There are then a set of chapters that answer questions that a legacy code-ridden developer might have such as:

  • I can’t get this class into a test harness
  • How do I know that I’m not breaking anything?
  • I need to make a change. What methods should I test?

This makes the book easy to navigate, if not a bit inelegant. It seems to me that the book addresses two problems in getting suitably sized pieces of code into a test harness. One of these is breaking the code into suitable sized pieces by, for example, extracting methods. The second is gaining independence of the pieces of code such that they can be tested without building a huge infrastructure up to support them.

Although I’ve not done any serious programming in Java or C++ I felt I generally understood the examples presented. My favoured language is Python, and the problems I tackle tend to be more amenable to a functional style of programming. Despite this I think many of the methods described are highly relevant – particularly those describing how to break down monster functions. The book is highly pragmatic, it accepts that the world is not full of applications in which beautiful structure diagrams are replicated by beautiful code.

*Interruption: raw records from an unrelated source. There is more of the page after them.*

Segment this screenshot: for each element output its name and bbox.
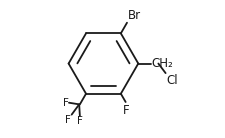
Text: F: F [122, 104, 129, 117]
Text: F: F [76, 116, 82, 126]
Text: Br: Br [128, 9, 141, 22]
Text: CH₂: CH₂ [151, 57, 172, 70]
Text: Cl: Cl [166, 74, 177, 87]
Text: F: F [65, 115, 71, 125]
Text: F: F [62, 98, 68, 108]
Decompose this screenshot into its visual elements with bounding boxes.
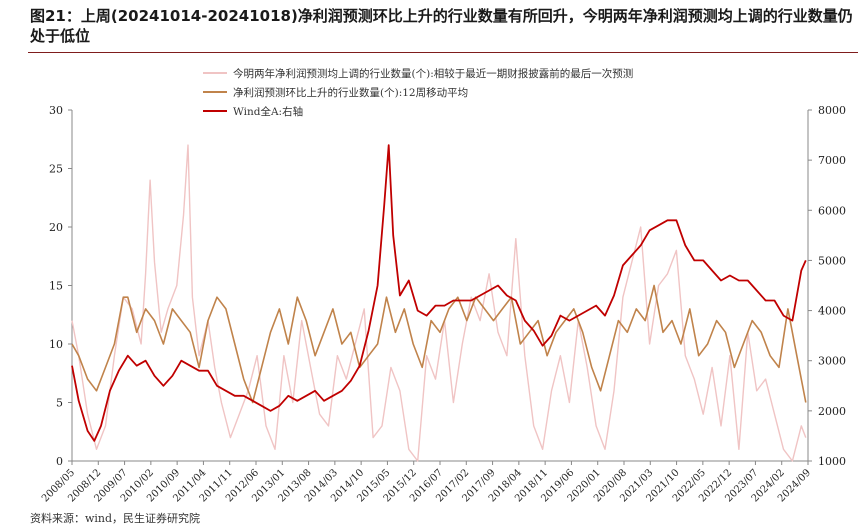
series-line-2: [71, 284, 807, 404]
plot-frame: [71, 110, 809, 462]
y-left-tick-label: 20: [49, 221, 63, 234]
y-right-tick-label: 6000: [818, 204, 846, 217]
series-line-3: [71, 144, 807, 442]
y-left-tick-label: 15: [49, 280, 63, 293]
source-note: 资料来源：wind，民生证券研究院: [30, 512, 201, 525]
axis-layer: 0 5 10 15 20 25 30 1000 2000 3000 4000 5000 6000 7000…: [40, 104, 846, 504]
page-title: 图21：上周(20241014-20241018)净利润预测环比上升的行业数量有…: [30, 7, 853, 45]
y-left-tick-label: 25: [49, 163, 63, 176]
y-right-tick-label: 1000: [818, 455, 846, 468]
y-left-tick-label: 5: [56, 397, 63, 410]
legend-label-2: 净利润预测环比上升的行业数量(个):12周移动平均: [233, 86, 468, 99]
title-divider: [28, 52, 858, 53]
y-left-tick-label: 30: [49, 104, 63, 117]
y-left-tick-label: 0: [56, 455, 63, 468]
y-right-tick-label: 7000: [818, 154, 846, 167]
legend-label-1: 今明两年净利润预测均上调的行业数量(个):相较于最近一期财报披露前的最后一次预测: [233, 67, 633, 80]
legend: 今明两年净利润预测均上调的行业数量(个):相较于最近一期财报披露前的最后一次预测…: [203, 67, 633, 118]
y-right-tick-label: 8000: [818, 104, 846, 117]
y-left-tick-label: 10: [49, 338, 63, 351]
y-right-tick-label: 2000: [818, 405, 846, 418]
y-right-tick-label: 5000: [818, 254, 846, 267]
y-right-tick-label: 4000: [818, 305, 846, 318]
y-right-tick-label: 3000: [818, 355, 846, 368]
legend-label-3: Wind全A:右轴: [233, 105, 303, 118]
series-layer: [71, 144, 807, 462]
series-line-1: [71, 144, 807, 462]
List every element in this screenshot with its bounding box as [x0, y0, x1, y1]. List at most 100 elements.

There are differences between these compiled object-oriented languages and Python though. C#, Java, and C++ all have a collection of keywords (like public, private, protected, static and final) which control who can see what methods exist on a class and whether they can be over-ridden or replaced. These features present challenges for bringing legacy code under test. Python, on the other hand, has a “gentleman’s agreement” that method names starting with an underscore are private, but that’s it, and there are no mechanisms to prevent you using these “private” functions! Similarly, pretty much any method in Python can be over-ridden by monkey-patching. That’s to say if you don’t like a function in an imported library you can simply overwrite it with your own version after you’ve imported the library. This is not necessarily a good thing. A second difference is that Python comes with a unit testing framework and a mocking library rather than them being functionality which is third-party added. Although to be fair, the mocking library in Python was originally third party.

I’ve often felt I should programme in a more object-oriented style but this book has made me reconsider. It’s quite clear that spaghetti code can be written in an object oriented language as well as any other. And I suspect the data processing for which I am normally coding fits very well with a functional style of coding. The ideas of single responsibility functions, and testing still fit well with more functional programming styles.

Working effectively is readable and pragmatic. I suspect the developer’s dirty secret is that actually we wrote the legacy code that we’re now trying to fix.